It's just under a month before nominations close and the municipal election ballots go to the printer.
And while some cities in northeastern Ontario already have a record number of candidates, some hardly have any at all.
There are 11 seats around the North Bay city council table — a mayor and 10 councillors.
But so far, no one is running to be mayor for the next four years, and there are only five names on the ballot for council.
David Tabachnick, who teaches political science at Nipissing University in North Bay, said this was a rough term for city council.
"Constitutents are kind of grumpy and maybe this is the reason why we don't see people jumping into the ring all that quickly."
Tabachnick said some candidates may wait until the September deadline to declare, even though there are advantages to getting out early.
“All too often people go to the ballot box without a great idea about who all the candidates are,” he said.
“They often just fill out the ballot because they recognize people's names. So, putting your sign out early may help."
No shortage of candidates in Greater Sudbury, with eight people looking to replace departing Mayor Marianne Matichuk and 54 names put forward for city council.

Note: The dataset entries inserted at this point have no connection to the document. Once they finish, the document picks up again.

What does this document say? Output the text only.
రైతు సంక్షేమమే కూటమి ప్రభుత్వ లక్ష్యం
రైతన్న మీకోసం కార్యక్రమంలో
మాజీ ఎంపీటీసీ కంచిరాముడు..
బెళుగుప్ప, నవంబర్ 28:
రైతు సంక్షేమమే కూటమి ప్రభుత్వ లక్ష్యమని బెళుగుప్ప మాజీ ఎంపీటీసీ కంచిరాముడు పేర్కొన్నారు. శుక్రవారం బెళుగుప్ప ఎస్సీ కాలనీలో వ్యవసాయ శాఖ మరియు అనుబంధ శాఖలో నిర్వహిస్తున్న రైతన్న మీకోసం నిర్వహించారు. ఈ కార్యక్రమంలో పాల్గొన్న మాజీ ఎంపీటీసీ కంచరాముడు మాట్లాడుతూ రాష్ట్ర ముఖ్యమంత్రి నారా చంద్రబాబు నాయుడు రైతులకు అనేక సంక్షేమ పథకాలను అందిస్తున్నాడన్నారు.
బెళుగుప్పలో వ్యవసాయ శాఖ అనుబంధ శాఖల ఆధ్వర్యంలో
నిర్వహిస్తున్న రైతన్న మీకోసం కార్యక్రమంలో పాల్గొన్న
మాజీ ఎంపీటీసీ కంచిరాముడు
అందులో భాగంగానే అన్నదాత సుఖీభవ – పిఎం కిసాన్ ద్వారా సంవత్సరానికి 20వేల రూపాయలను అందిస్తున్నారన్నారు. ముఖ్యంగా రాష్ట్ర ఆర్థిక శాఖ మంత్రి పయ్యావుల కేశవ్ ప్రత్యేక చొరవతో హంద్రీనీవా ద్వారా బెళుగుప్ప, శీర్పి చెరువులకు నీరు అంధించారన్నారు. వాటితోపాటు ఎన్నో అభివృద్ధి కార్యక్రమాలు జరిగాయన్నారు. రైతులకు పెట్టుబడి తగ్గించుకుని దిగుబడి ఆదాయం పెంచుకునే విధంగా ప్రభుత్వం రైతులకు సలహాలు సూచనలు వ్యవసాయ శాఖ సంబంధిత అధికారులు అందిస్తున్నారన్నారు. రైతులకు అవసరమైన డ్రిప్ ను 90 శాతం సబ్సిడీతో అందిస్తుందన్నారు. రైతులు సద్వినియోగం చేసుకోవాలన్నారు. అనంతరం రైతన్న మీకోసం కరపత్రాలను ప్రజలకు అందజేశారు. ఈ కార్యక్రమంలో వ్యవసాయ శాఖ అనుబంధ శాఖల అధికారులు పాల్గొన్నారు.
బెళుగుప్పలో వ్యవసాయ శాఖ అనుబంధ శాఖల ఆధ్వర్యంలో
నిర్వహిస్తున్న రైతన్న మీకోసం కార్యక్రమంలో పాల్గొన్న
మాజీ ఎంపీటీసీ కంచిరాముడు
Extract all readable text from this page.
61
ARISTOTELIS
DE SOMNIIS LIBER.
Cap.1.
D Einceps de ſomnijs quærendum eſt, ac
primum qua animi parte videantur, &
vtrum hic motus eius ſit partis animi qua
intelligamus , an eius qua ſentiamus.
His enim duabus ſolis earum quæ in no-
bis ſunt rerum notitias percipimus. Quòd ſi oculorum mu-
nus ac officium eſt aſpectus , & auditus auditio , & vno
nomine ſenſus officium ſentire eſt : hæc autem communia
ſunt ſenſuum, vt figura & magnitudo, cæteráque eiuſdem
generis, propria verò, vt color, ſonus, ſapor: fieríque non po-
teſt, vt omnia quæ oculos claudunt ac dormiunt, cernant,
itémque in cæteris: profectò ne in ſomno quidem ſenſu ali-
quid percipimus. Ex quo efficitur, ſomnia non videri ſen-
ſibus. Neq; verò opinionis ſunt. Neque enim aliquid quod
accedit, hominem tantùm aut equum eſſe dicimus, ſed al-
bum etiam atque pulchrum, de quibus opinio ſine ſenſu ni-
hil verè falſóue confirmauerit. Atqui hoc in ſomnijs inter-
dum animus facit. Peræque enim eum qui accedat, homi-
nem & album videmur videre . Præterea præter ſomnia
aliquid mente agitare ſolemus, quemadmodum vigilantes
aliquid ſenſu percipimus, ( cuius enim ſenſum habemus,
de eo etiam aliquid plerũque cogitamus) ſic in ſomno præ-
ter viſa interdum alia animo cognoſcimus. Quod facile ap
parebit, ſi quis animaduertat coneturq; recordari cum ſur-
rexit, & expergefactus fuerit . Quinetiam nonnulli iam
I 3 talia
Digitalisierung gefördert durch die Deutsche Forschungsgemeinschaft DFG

That's the most number of candidates since 1997 when, in the pre-amalgamation days, there were a lot more seats up for grabs and more than 100 candidates running.
There were 45 names on the ballot in the last election in 2010.
Elsewhere in the region, there are 26 candidates declared in Sault Ste. Marie, including a majority of the incumbents trying to keep their jobs.
And in Timmins, 14 names have been put into the hat, including three running for the mayor's seat which, like Sudbury, will be open now that Mayor Tom Laughren is stepping away.